Experimental Investigation of Two-Electron Processes in Ion-Atom Collisions

Abstract

This paper will cover two separate mechanisms currently being investigated in collisional atomic physics. The first mechanism, which is the main focus of this paper, is a double electron process investigated for the collisions of iron (26FeQ+, q=23-25) ion projectiles and molecular hydrogen (H2). This double electron process, which rises from one ion-atom collision, involves single electron capture by the projectile accompanied by simultaneous electron excitation. This combined capture and excitation results from electron correlation, meaning that it is a process resulting from the interaction between the two participating electrons. The simultaneous occurrence of these events is equivalent to an inverse Auger transition. The Auger process is a nonradiative atomic deexcitation mechanism which comes about due to the energy degeneracy of excited states. The correlated two-electron process discussed, like the Auger process, is resonant for certain relative electron energies and has been given the name of resonant transfer and excitation (RTE)4. The second mechanism to be discussed has been given the name of transfer ionization (TI).
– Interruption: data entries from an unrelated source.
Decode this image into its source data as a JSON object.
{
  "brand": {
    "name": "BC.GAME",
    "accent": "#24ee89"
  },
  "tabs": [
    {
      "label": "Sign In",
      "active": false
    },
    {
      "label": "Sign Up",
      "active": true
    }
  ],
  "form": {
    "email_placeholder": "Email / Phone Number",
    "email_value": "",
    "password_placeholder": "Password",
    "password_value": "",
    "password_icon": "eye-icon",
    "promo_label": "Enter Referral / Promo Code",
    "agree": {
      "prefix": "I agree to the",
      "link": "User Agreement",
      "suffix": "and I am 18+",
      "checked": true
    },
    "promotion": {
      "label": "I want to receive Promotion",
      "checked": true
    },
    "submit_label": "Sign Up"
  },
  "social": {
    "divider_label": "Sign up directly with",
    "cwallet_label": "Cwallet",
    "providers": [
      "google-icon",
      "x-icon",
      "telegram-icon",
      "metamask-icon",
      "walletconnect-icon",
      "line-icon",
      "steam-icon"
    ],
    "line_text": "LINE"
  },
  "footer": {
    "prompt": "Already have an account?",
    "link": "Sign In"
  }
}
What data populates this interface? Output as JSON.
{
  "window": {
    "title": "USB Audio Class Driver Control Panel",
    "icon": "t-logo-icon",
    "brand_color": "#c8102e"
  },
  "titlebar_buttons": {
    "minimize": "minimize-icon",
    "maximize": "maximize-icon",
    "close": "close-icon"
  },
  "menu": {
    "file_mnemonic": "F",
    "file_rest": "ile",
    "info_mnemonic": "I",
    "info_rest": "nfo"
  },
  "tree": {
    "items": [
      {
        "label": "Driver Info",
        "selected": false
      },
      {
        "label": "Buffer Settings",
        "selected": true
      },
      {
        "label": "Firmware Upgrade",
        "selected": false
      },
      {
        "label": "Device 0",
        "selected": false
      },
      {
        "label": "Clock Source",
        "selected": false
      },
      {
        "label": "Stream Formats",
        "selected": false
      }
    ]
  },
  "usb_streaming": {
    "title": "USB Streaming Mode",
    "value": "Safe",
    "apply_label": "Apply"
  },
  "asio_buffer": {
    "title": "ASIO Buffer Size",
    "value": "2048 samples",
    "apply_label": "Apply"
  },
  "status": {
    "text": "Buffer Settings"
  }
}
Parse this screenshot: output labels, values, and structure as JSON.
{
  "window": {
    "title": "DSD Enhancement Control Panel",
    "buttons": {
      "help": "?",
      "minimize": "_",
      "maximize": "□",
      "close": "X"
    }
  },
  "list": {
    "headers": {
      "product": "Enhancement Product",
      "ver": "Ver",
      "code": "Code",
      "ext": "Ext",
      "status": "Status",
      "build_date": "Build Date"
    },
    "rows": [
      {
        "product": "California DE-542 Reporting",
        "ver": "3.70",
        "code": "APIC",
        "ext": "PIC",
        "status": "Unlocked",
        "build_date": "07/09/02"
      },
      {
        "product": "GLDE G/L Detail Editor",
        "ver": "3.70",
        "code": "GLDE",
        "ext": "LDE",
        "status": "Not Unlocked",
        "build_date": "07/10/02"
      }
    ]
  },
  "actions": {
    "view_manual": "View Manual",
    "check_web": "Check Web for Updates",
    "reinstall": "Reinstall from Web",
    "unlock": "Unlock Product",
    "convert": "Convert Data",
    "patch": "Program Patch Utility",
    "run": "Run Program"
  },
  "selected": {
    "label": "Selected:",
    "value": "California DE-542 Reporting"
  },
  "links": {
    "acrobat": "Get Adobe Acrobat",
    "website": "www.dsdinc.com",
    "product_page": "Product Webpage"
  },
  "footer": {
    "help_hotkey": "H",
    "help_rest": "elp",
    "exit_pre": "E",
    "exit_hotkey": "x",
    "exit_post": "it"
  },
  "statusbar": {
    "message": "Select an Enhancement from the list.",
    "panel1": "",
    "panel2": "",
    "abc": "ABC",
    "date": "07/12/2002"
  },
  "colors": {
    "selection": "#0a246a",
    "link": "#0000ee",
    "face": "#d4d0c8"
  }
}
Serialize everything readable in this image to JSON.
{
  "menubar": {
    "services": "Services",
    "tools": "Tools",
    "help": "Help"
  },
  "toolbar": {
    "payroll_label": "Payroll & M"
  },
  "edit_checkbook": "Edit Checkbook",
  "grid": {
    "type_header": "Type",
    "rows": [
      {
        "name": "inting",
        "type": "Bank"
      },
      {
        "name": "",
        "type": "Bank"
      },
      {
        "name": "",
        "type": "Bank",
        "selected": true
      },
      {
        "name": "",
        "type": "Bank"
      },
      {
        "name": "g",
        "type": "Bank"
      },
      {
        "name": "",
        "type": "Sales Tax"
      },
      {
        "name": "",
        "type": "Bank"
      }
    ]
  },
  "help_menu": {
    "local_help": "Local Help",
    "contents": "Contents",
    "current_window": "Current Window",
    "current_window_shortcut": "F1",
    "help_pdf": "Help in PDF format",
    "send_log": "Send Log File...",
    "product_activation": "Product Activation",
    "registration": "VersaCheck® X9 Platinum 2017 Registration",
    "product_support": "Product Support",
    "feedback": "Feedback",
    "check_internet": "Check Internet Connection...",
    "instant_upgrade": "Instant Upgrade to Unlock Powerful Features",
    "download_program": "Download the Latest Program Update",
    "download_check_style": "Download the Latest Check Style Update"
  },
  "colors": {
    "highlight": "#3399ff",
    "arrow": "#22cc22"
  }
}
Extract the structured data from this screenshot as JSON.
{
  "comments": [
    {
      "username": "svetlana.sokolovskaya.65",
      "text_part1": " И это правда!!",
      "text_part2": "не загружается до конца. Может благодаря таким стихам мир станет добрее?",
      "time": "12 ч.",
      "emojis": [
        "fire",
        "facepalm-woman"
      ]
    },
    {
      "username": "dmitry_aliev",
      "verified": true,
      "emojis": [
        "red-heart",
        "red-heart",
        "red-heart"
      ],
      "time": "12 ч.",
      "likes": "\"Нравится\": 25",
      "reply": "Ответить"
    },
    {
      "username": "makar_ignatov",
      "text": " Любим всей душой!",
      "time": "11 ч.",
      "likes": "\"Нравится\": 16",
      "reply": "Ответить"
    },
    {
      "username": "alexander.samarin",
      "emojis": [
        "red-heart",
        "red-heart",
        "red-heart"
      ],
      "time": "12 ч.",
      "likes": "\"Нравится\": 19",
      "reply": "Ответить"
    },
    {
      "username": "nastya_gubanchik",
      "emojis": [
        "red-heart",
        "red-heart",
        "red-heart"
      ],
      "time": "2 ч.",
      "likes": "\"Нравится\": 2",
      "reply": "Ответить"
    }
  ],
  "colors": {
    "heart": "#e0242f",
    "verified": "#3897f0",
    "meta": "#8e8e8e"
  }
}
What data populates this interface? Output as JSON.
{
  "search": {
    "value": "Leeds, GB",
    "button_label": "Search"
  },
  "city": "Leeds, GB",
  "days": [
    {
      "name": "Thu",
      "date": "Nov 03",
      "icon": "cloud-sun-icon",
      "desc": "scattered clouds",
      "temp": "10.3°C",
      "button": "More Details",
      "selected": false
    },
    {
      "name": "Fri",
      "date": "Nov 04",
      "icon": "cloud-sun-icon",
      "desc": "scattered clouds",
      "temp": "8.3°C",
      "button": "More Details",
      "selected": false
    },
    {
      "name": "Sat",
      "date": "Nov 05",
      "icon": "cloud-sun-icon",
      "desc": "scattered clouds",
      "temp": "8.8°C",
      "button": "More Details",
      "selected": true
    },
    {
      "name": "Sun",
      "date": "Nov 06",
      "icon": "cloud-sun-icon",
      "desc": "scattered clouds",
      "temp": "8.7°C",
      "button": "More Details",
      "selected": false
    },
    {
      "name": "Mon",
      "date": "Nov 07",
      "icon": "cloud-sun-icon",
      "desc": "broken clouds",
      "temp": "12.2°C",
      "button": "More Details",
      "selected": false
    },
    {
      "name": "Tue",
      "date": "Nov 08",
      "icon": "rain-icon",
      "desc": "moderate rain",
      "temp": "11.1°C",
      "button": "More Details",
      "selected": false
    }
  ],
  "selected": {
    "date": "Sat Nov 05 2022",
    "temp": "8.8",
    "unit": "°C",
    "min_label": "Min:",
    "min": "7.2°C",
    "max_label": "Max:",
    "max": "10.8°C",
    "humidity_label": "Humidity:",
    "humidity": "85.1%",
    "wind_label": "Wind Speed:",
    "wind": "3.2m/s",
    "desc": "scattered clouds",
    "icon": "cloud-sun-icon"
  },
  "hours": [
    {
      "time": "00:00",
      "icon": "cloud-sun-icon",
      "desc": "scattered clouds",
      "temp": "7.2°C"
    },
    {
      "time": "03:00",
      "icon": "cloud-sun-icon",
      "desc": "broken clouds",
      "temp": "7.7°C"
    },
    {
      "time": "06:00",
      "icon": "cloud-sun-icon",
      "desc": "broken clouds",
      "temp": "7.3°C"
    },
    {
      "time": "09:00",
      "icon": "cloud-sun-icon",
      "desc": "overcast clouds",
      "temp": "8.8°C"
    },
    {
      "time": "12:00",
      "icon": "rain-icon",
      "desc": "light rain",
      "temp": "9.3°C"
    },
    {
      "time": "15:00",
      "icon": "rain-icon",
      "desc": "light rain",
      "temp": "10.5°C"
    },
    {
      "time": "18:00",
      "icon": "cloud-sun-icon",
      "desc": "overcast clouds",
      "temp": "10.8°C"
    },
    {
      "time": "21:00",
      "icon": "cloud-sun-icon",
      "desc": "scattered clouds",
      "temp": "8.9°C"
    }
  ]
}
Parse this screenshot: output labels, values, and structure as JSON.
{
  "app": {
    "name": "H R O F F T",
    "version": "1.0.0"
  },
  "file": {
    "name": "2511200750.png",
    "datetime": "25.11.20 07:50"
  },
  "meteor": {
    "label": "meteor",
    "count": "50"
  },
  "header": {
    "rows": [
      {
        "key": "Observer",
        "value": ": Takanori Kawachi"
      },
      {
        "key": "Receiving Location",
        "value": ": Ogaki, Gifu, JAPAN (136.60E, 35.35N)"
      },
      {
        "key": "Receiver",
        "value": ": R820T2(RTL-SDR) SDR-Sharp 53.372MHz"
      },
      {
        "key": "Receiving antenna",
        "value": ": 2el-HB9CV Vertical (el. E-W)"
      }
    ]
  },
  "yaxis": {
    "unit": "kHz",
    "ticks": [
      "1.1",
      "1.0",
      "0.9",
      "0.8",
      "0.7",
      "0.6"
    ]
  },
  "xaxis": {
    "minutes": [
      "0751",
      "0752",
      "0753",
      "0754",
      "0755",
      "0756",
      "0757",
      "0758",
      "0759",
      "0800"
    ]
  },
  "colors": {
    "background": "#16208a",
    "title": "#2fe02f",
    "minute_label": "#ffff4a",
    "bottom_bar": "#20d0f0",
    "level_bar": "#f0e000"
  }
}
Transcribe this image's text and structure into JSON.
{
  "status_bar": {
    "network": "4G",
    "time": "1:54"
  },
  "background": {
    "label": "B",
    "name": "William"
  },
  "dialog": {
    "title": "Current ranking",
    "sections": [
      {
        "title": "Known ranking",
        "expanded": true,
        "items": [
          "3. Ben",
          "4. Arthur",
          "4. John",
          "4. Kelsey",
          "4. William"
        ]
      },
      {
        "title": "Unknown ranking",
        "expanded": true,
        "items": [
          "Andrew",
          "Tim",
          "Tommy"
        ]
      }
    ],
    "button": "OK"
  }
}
While the RTE process was concerned with collision events in respect to the projectile ion, the TI process is investigated by observing the events pertaining to the target atom. TI involves a combination of electron capture with an additional target ionization. In other words, the target atom loses two electrons, only one of which is transferred to the projectile. This process will be investigated through collisions between ionized helium (He+) and neutral helium (He). Therefore, in this case, the TI process only occurs when the helium atom target loses both of its electrons.